CFB Shilo is a fairly small base, with 1,400 soldiers and their families. It has a Canex (general store), a community newspaper, a country club, a military museum, an ice cream and sandwich shop and a library. There are youth and community groups and an elementary school on base for soldiers' kids, but high school students are bused to Brandon.

Although some military families live on base, Kaela and her twin brothers live in a small neighborhood just outside the base gates. The few winding streets of their little community are connected to the base by a wooded trail. There are deer in the woods, as well as soldiers on training missions.

Kaela
— My dad is a corporal with the Canadian military. He's been in Afghanistan and Bosnia, and is going to go back to Afghanistan in the new year.

We usually don't get much warning before he goes away. We had only about three weeks' notice before he was sent to Afghanistan. I was surprised when he told us he was going. I was more surprised when I learned what it was really going to be like over there, that he'd be shooting people and people would be shooting back at him. It wouldn't be peacekeeping. It would be war.

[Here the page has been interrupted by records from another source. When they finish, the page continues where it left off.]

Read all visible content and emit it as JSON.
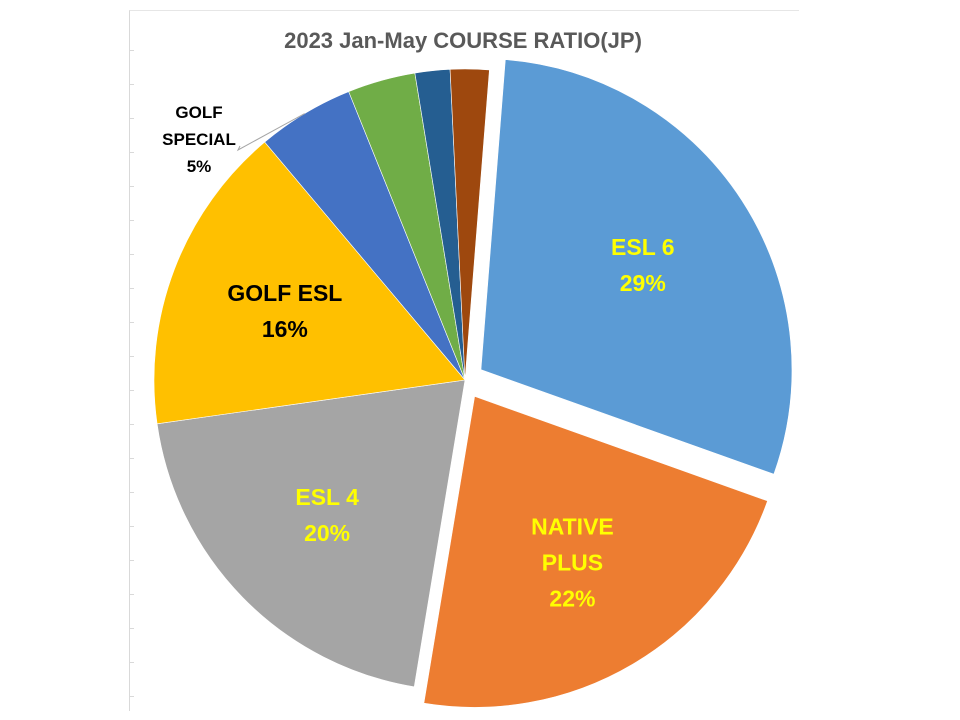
{
  "chart_data": {
    "type": "pie",
    "title": "2023 Jan-May COURSE RATIO(JP)",
    "slices": [
      {
        "lines": [
          "ESL 6",
          "29%"
        ],
        "value": 29,
        "color": "#5b9bd5",
        "label_color": "#ffff00",
        "exploded": true
      },
      {
        "lines": [
          "NATIVE",
          "PLUS",
          "22%"
        ],
        "value": 22,
        "color": "#ed7d31",
        "label_color": "#ffff00",
        "exploded": true
      },
      {
        "lines": [
          "ESL 4",
          "20%"
        ],
        "value": 20,
        "color": "#a5a5a5",
        "label_color": "#ffff00",
        "exploded": false
      },
      {
        "lines": [
          "GOLF ESL",
          "16%"
        ],
        "value": 16,
        "color": "#ffc000",
        "label_color": "#000000",
        "exploded": false
      },
      {
        "lines": [
          "GOLF",
          "SPECIAL",
          "5%"
        ],
        "value": 5,
        "color": "#4472c4",
        "label_color": "#000000",
        "exploded": false,
        "label_outside": true
      },
      {
        "lines": [],
        "value": 3.5,
        "color": "#70ad47",
        "exploded": false
      },
      {
        "lines": [],
        "value": 1.8,
        "color": "#255e91",
        "exploded": false
      },
      {
        "lines": [],
        "value": 2.0,
        "color": "#9e480e",
        "exploded": false
      }
    ]
  }
}
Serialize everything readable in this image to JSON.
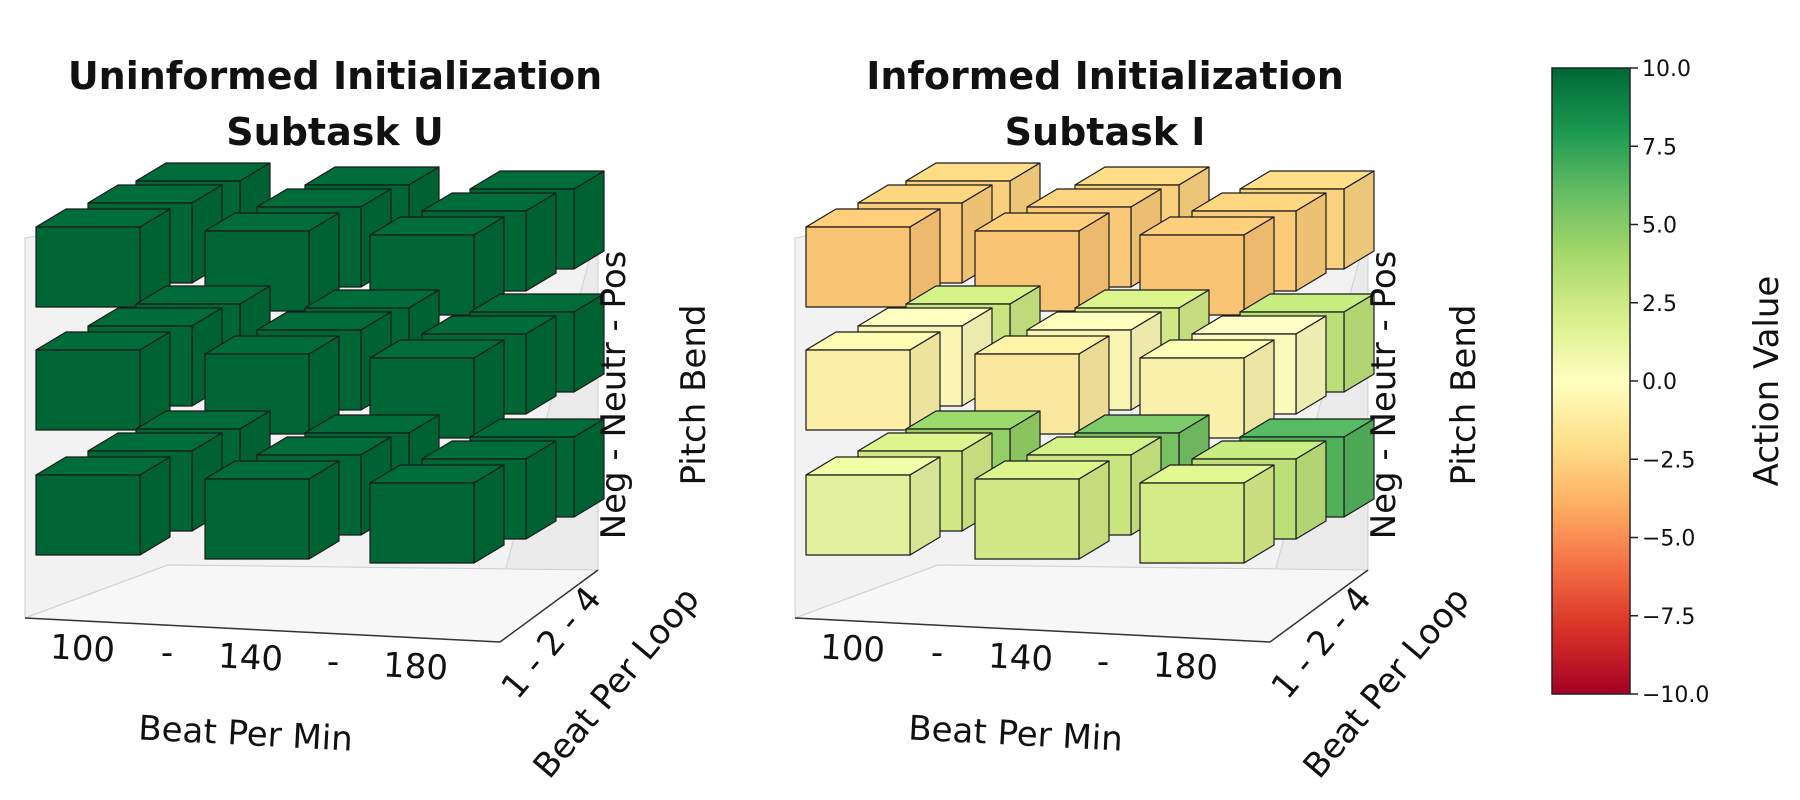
{
  "chart_data": [
    {
      "type": "3d-bar",
      "title": [
        "Uninformed Initialization",
        "Subtask U"
      ],
      "xlabel": "Beat Per Min",
      "ylabel": "Beat Per Loop",
      "zlabel": "Pitch Bend",
      "x_ticks": [
        "100",
        "-",
        "140",
        "-",
        "180"
      ],
      "y_ticks": "1 - 2 - 4",
      "z_ticks": "Neg - Neutr - Pos",
      "x_categories": [
        "100",
        "140",
        "180"
      ],
      "y_categories": [
        "1",
        "2",
        "4"
      ],
      "z_categories": [
        "Neg",
        "Neutr",
        "Pos"
      ],
      "values": {
        "Pos": [
          [
            10,
            10,
            10
          ],
          [
            10,
            10,
            10
          ],
          [
            10,
            10,
            10
          ]
        ],
        "Neutr": [
          [
            10,
            10,
            10
          ],
          [
            10,
            10,
            10
          ],
          [
            10,
            10,
            10
          ]
        ],
        "Neg": [
          [
            10,
            10,
            10
          ],
          [
            10,
            10,
            10
          ],
          [
            10,
            10,
            10
          ]
        ]
      }
    },
    {
      "type": "3d-bar",
      "title": [
        "Informed Initialization",
        "Subtask I"
      ],
      "xlabel": "Beat Per Min",
      "ylabel": "Beat Per Loop",
      "zlabel": "Pitch Bend",
      "x_ticks": [
        "100",
        "-",
        "140",
        "-",
        "180"
      ],
      "y_ticks": "1 - 2 - 4",
      "z_ticks": "Neg - Neutr - Pos",
      "x_categories": [
        "100",
        "140",
        "180"
      ],
      "y_categories": [
        "1",
        "2",
        "4"
      ],
      "z_categories": [
        "Neg",
        "Neutr",
        "Pos"
      ],
      "values": {
        "Pos": [
          [
            -3.0,
            -3.0,
            -3.0
          ],
          [
            -2.7,
            -2.8,
            -2.7
          ],
          [
            -2.5,
            -2.5,
            -2.4
          ]
        ],
        "Neutr": [
          [
            -0.8,
            -1.2,
            -0.6
          ],
          [
            -0.2,
            -0.3,
            0.0
          ],
          [
            2.5,
            2.2,
            3.0
          ]
        ],
        "Neg": [
          [
            1.2,
            2.2,
            2.0
          ],
          [
            2.2,
            2.5,
            3.0
          ],
          [
            4.5,
            5.5,
            6.5
          ]
        ]
      }
    }
  ],
  "colorbar": {
    "label": "Action Value",
    "min": -10.0,
    "max": 10.0,
    "ticks": [
      "10.0",
      "7.5",
      "5.0",
      "2.5",
      "0.0",
      "−2.5",
      "−5.0",
      "−7.5",
      "−10.0"
    ],
    "colormap": "RdYlGn",
    "colors": [
      "#a50026",
      "#d73027",
      "#f46d43",
      "#fdae61",
      "#fee08b",
      "#ffffbf",
      "#d9ef8b",
      "#a6d96a",
      "#66bd63",
      "#1a9850",
      "#006837"
    ]
  }
}
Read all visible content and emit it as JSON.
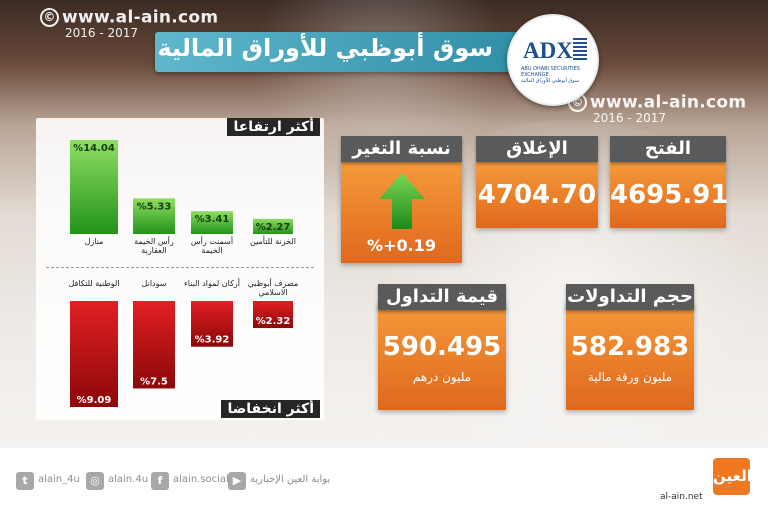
{
  "watermark": {
    "copyright": "©",
    "url": "www.al-ain.com",
    "years": "2016 - 2017"
  },
  "title": "سوق أبوظبي للأوراق المالية",
  "exchange_logo": {
    "abbr": "ADX",
    "name_ar": "سوق أبوظبي للأوراق المالية",
    "name_en": "ABU DHABI SECURITIES EXCHANGE"
  },
  "colors": {
    "gain": "#2fa51f",
    "loss": "#c40f12",
    "card": "#e8731f",
    "header": "#5a5a5a",
    "title": "#3fa0b9"
  },
  "chart_data": [
    {
      "type": "bar",
      "title": "أكثر ارتفاعا",
      "categories": [
        "منازل",
        "رأس الخيمة العقارية",
        "أسمنت رأس الخيمة",
        "الخزنة للتأمين"
      ],
      "values": [
        14.04,
        5.33,
        3.41,
        2.27
      ],
      "value_labels": [
        "%14.04",
        "%5.33",
        "%3.41",
        "%2.27"
      ],
      "ylim": [
        0,
        14.04
      ]
    },
    {
      "type": "bar",
      "title": "أكثر انخفاضا",
      "categories": [
        "الوطنية للتكافل",
        "سودانل",
        "أركان لمواد البناء",
        "مصرف أبوظبي الاسلامي"
      ],
      "values": [
        9.09,
        7.5,
        3.92,
        2.32
      ],
      "value_labels": [
        "%9.09",
        "%7.5",
        "%3.92",
        "%2.32"
      ],
      "ylim": [
        0,
        9.09
      ]
    }
  ],
  "cards": {
    "open": {
      "label": "الفتح",
      "value": "4695.91"
    },
    "close": {
      "label": "الإغلاق",
      "value": "4704.70"
    },
    "change": {
      "label": "نسبة التغير",
      "value": "%+0.19",
      "icon": "up-arrow-icon"
    },
    "volume": {
      "label": "حجم التداولات",
      "value": "582.983",
      "unit": "مليون ورقة مالية"
    },
    "turnover": {
      "label": "قيمة التداول",
      "value": "590.495",
      "unit": "مليون درهم"
    }
  },
  "footer": {
    "twitter": "alain_4u",
    "instagram": "alain.4u",
    "facebook": "alain.social",
    "youtube": "بوابة العين الإخبارية",
    "site": "al-ain.net",
    "logo_text": "العين"
  }
}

My mom was away with my brothers when Dad left. It was just me and him, so we stayed up really late the night before he went, playing games and hanging out. I told him to wake me up in the morning before he left, and he did. We said goodbye, then he left. I sat there for a couple of minutes, then I had to get ready for school. I had to go on with my regular day.

It really hit me hard a couple of days later because I realized he was going to be away for a very long time.

I initially thought his job over there was just to keep the Taliban out of the city — like, when he saw them there, he'd just kick them out of it — but it's actually quite a bit worse than that. Depends on how they meet. There's often a lot of shooting involved.

He was in danger at least a couple of times that I know about. I haven't asked him for the details. When he was home, I didn't want him to have to think about Afghanistan so he could feel he was back in his regular life.

I didn't know anything about Afghanistan before Dad went over there, but I found out a lot since, such as how poor it is and how hard most of the people have to struggle to get by. I wanted to do something to help.